By not realising this, their solution is more of the same! "Sure, you can start a site, you just need pi+4 users to seed your initial contract bounding, then that will need to be ranked to 6 by a quorum of level 3 users, and after an initial 26-day period of zzzzzzzzzz <click>".
You want to create a good Q&A site, you need to have a community, and it needs to be well-tended by empathic people who know how and where to prune. The software is pretty much irrelevant. Look at http://ask.metafilter.com/ for a success story: totally flat, forum-esque, but answers are obvious, there's no chatter or bullshit, and it works on the most amorphous and wide-ranging types of questions.
There is no shortcut solution to this problem. There is no way to mathematically manage human connections like this that works in this space. The route to success is careful relationship management, not yet more programming.
Sounds like you have a great business plan. In the meantime, I think that the Stack Overflow model has proven itself among nerds, and I think that your assertion that nerds are weird in some way and need completely different software than the rest of the world is not backed up by any evidence.
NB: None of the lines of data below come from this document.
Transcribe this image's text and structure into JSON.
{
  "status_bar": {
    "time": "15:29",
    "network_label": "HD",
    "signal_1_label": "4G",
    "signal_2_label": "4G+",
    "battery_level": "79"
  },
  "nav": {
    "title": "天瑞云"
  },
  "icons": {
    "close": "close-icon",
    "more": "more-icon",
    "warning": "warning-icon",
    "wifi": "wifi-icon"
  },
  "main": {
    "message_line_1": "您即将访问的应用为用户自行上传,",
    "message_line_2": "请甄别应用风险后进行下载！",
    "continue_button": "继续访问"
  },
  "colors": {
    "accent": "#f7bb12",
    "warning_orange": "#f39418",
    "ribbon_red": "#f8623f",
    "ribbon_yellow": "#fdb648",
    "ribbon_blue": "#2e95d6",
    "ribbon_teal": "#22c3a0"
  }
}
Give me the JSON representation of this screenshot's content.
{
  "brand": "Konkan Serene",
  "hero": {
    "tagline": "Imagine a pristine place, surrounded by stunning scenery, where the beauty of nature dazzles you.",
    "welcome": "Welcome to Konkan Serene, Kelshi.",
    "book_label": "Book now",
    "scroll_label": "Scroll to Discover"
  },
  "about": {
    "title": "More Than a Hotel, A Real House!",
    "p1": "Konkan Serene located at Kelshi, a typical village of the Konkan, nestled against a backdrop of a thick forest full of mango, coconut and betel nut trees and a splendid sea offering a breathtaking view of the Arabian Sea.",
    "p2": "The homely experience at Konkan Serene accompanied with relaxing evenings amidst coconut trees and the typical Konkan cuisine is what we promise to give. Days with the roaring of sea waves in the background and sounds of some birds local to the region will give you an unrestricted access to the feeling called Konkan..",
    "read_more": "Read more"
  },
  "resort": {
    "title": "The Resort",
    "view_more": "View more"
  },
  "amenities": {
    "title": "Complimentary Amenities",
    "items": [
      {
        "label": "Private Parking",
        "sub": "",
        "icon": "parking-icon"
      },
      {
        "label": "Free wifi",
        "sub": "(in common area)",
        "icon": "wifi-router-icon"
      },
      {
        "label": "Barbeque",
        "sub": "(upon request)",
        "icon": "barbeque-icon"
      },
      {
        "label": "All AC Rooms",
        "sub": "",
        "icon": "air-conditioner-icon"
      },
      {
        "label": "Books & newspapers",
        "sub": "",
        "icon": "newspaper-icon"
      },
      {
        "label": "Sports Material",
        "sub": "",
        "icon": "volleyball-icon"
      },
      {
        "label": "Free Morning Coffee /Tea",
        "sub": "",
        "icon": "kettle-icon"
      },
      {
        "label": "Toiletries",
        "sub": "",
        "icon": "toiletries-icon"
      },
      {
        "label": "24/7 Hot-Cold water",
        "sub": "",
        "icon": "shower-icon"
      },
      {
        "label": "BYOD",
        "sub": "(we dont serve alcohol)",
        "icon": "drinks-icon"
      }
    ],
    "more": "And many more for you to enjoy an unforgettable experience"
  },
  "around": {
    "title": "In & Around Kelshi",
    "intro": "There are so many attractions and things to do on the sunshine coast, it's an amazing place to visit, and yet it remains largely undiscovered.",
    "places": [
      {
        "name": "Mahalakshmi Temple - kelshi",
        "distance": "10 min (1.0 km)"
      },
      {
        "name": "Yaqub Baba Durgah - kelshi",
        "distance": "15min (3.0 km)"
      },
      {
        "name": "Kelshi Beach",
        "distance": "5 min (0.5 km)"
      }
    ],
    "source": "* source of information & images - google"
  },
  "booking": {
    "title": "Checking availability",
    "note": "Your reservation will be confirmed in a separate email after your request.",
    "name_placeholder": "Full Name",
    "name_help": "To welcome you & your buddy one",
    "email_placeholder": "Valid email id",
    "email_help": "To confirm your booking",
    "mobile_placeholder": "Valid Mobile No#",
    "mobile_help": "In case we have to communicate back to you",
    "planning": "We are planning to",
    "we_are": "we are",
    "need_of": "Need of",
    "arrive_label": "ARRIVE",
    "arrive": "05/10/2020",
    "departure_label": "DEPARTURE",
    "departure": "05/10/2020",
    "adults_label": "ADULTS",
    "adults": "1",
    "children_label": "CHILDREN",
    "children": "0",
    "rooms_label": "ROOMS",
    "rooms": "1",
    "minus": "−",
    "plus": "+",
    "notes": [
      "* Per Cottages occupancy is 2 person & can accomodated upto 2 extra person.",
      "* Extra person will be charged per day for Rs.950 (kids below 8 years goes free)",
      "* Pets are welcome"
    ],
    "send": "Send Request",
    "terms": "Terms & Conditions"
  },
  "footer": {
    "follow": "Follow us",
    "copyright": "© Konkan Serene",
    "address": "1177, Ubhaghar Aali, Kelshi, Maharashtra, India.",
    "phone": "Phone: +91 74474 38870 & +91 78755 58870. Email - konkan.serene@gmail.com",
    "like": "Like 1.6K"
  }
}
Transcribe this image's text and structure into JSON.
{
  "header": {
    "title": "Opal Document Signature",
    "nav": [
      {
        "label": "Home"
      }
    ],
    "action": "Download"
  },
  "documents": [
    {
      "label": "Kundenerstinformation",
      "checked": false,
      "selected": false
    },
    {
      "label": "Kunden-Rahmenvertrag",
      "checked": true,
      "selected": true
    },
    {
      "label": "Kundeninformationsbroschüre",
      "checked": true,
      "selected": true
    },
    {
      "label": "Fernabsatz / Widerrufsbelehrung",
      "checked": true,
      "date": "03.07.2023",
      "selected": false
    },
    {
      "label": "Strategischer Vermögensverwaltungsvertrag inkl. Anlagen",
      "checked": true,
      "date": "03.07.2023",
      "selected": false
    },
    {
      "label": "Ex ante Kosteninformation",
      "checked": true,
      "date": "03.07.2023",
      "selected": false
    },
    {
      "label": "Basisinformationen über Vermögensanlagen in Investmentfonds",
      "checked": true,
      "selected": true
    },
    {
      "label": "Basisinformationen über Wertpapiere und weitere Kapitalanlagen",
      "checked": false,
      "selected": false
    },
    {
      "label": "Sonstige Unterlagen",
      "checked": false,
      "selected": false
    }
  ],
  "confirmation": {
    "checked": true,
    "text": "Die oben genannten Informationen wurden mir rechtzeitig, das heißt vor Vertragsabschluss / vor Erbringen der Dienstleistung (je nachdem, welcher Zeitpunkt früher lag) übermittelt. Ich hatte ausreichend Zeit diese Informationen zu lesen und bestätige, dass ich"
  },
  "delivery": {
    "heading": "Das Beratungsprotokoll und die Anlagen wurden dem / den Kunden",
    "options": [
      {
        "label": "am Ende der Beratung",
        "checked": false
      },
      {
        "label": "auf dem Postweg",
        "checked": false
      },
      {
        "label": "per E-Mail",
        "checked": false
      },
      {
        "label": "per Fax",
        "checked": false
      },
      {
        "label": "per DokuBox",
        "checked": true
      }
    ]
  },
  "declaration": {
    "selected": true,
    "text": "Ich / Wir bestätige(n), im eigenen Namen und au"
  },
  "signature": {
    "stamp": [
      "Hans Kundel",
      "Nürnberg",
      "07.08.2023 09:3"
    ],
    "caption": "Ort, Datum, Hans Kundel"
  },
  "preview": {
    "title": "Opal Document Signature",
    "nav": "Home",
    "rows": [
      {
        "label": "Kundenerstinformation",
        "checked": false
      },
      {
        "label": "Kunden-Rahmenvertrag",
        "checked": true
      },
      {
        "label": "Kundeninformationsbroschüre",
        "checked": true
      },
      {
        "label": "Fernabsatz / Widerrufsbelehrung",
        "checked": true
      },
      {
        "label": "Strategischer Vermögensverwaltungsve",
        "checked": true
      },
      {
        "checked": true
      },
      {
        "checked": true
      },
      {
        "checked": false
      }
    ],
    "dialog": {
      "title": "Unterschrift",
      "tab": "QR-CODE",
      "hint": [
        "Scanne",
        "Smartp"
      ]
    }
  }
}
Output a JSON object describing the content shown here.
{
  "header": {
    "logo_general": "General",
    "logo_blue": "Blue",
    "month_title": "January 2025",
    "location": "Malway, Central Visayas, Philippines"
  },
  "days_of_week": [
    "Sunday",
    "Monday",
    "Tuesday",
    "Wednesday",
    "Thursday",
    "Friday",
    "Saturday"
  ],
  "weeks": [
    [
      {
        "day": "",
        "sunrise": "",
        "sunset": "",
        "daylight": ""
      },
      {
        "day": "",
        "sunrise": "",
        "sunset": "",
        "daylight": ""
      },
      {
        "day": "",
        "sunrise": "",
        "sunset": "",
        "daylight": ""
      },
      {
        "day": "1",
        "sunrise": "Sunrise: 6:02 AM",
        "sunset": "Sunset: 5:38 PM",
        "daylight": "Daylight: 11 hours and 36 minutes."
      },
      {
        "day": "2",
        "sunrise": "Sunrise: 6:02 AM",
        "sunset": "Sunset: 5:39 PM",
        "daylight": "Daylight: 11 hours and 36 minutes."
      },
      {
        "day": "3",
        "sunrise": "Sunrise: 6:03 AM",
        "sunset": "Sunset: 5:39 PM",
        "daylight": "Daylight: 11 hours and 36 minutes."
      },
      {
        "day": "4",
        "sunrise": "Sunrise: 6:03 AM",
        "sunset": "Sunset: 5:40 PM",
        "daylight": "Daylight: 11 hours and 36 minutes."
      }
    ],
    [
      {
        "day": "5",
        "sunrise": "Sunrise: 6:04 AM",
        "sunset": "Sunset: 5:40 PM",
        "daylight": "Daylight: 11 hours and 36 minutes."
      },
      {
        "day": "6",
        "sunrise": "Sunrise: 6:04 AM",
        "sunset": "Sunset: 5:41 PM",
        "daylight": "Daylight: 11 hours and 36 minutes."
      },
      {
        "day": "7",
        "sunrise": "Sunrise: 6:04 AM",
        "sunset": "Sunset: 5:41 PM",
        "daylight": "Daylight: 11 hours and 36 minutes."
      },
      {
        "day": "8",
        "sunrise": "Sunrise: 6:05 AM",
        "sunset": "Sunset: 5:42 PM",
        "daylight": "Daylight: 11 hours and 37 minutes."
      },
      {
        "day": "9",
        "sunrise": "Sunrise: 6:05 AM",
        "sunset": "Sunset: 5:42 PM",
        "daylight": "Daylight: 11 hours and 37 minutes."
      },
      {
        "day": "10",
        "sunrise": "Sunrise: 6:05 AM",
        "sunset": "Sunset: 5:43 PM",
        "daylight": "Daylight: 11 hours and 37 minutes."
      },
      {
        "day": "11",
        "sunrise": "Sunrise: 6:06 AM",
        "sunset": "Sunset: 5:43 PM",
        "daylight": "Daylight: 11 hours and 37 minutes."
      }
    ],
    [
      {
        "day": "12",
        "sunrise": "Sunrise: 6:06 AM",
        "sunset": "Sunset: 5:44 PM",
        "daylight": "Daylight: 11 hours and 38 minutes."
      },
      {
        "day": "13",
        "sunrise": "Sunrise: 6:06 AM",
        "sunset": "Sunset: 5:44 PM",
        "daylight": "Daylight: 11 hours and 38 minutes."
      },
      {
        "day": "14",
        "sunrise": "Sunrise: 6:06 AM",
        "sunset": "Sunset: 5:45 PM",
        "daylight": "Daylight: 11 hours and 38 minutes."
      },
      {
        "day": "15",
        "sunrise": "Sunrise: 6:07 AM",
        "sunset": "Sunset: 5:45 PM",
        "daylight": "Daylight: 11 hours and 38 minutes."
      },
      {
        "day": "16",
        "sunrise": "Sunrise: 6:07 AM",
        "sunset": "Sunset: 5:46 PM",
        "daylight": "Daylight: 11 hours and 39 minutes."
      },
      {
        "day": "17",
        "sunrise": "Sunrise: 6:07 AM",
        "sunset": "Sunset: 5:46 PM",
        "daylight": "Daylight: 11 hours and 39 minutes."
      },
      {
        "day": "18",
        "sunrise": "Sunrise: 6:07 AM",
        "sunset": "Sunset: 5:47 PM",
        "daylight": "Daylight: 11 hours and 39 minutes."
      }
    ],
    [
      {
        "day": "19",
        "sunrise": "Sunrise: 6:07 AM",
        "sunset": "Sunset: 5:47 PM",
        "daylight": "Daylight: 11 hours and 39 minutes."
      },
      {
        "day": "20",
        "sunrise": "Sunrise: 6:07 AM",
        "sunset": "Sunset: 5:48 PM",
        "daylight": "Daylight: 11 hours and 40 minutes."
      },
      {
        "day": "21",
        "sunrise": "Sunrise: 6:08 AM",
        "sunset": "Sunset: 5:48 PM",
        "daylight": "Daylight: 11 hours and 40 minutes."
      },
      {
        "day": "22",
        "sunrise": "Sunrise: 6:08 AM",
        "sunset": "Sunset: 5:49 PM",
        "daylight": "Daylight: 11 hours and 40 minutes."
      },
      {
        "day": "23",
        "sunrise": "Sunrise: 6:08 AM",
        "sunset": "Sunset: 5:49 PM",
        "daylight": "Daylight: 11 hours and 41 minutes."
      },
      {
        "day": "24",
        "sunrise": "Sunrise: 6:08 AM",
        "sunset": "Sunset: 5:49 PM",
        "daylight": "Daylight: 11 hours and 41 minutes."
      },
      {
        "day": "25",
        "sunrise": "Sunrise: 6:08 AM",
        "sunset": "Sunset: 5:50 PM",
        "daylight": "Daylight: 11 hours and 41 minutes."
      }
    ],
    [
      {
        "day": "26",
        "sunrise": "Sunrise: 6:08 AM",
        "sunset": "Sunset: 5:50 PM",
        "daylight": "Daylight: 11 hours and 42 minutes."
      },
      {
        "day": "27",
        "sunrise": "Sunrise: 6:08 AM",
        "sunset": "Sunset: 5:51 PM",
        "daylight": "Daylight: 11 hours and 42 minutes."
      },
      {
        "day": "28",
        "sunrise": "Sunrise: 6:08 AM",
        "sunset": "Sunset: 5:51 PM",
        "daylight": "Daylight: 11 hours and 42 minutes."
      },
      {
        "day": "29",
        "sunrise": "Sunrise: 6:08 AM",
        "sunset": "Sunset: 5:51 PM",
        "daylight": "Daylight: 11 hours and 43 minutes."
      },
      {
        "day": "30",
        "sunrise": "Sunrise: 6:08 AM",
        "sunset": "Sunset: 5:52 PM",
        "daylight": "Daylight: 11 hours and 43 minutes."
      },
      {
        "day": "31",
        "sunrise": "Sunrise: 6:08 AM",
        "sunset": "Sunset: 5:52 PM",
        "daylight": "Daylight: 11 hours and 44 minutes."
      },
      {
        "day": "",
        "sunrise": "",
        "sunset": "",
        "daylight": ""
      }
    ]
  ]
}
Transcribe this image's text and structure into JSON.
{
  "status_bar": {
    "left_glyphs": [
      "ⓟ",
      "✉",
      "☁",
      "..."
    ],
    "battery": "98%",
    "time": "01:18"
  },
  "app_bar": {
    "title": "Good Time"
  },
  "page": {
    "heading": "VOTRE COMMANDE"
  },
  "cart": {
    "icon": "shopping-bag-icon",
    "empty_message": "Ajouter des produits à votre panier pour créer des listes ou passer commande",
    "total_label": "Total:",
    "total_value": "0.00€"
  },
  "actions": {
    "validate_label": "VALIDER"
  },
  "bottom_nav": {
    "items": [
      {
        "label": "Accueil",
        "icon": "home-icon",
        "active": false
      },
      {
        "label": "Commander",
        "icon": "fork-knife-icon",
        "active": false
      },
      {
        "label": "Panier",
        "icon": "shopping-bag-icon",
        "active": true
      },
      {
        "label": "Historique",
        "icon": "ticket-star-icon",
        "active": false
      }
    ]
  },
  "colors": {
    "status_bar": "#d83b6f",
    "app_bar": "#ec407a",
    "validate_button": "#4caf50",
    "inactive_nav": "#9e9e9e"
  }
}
I disagree that the software is irrelevant. Discussion groups that don't allow voting have no way to distinguish answers that the community thinks are good from answers that the community thinks are bad. Discussion groups that don't allow editing have no way to change answers as the world changes, so wrong answers stick around. Discussion groups without tags are forced to splinter communities into smaller and smaller fragments because they have no way of dealing with overlapping communities. Discussion groups without reputation systems are overrun with spam.
I can't think of anything I disagree with MORE than the concept that "the software is irrelevant." The software DEFINES how the community works with each other and is absolutely critical.
I didn't say that nerds need completely different software: I implied that nerds were the only people who would put up with SO-style numbers games, because their need was so great and they can grok the system.
Nor did I say the software per se was irrelevant: I agree it's vastly important to how a community interacts. But when it comes to community building it's beside the point: phpBB is very bad software for discussion, yes, but some excellent communities have formed nonetheless.
Good software facilitates communication and -- crucially -- it enables readers to use their established social skills. It stays out of the way, in other words. Metafilter, for example, has none of your "requirements" apart from a basic tagging system, but avoids every one the problems you think will result -- and it does it from nothing more than good relationship management and community stewardship.
By trying to automate away (or disperse to the "crowd") the hard work of that relationship management, StackOverflow has boxed itself into a niche where only nerds-with-a-need could bear to live. The rest will turn away and keep on searching, as the experience of StackExchange has shown.
Surely you have to build communities to do this, though? Your earlier answer mentioned how you needed voting so the "community" could choose best answers, you needed tags to keep sub-communities separate and so on. And one of the rating criteria for the new SE sites seems to be how much of a community they manage to create.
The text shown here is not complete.